Go by Example explains that, by default, channel sending and receiving waits until both the sending routine and the receiving routine are ready. This blocking is made obvious by the following example:

func main() {
    ch := make(chan int)
    ch <- 1
    fmt.Println(<-ch)
}

This code results in a deadlock because the only goroutine (the main one) is stuck at ch <- 1, waiting for another goroutine to receive. Little does it know that we are expecting it to be the receiver at the next line.

This explains why your first example does not work, because the other goroutine doesn't send on b until its send operation on a has completed.

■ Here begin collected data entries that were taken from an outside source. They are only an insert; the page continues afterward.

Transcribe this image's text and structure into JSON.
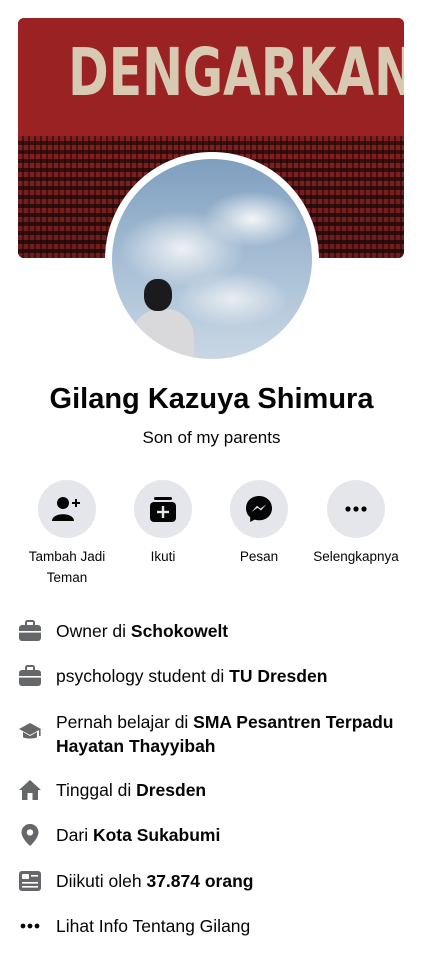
{
  "cover": {
    "banner_text": "DENGARKAN!"
  },
  "profile": {
    "name": "Gilang Kazuya Shimura",
    "bio": "Son of my parents"
  },
  "actions": [
    {
      "label": "Tambah Jadi Teman",
      "icon": "add-friend-icon"
    },
    {
      "label": "Ikuti",
      "icon": "follow-icon"
    },
    {
      "label": "Pesan",
      "icon": "messenger-icon"
    },
    {
      "label": "Selengkapnya",
      "icon": "more-icon"
    }
  ],
  "intro": {
    "work1": {
      "prefix": "Owner di ",
      "place": "Schokowelt"
    },
    "work2": {
      "prefix": "psychology student di ",
      "place": "TU Dresden"
    },
    "education": {
      "prefix": "Pernah belajar di ",
      "place": "SMA Pesantren Terpadu Hayatan Thayyibah"
    },
    "lives": {
      "prefix": "Tinggal di ",
      "place": "Dresden"
    },
    "from": {
      "prefix": "Dari ",
      "place": "Kota Sukabumi"
    },
    "followers": {
      "prefix": "Diikuti oleh ",
      "count": "37.874 orang"
    },
    "see_about": "Lihat Info Tentang Gilang"
  },
  "colors": {
    "icon_gray": "#65676b",
    "button_bg": "#e4e6eb",
    "text": "#050505"
  }
}
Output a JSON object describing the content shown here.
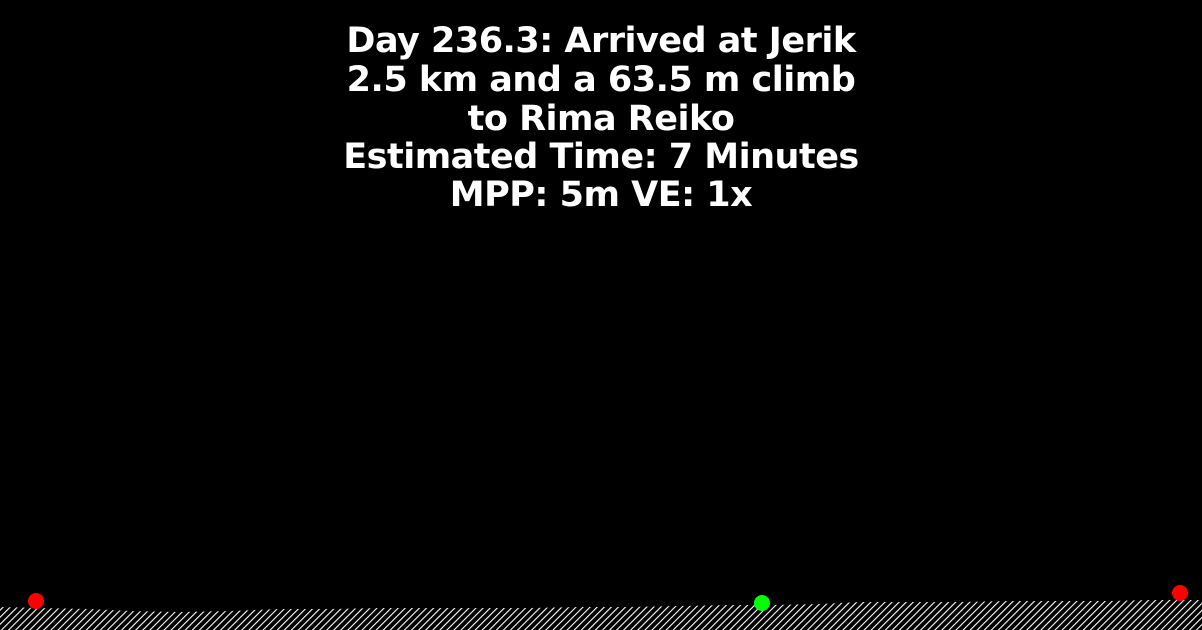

But the main routine won't receive on a until it's received on b! So both are stuck waiting forever.

To read more about this kind of operation (called a synchronous operation), check out this explanation.

Upvotes: 3

Zan Lynx
Zan Lynx

Reputation: 54325

Go channels are unbuffered by default. That means that it cannot send on a channel until the receiver is reading the channel. This is actually the Go preferred mode. It's more efficient than buffered channels in most cases.

What that means for your first code is that the goroutine cannot proceed to write to channel b until it completes the write to channel a. It cannot do that until the main goroutine reads a.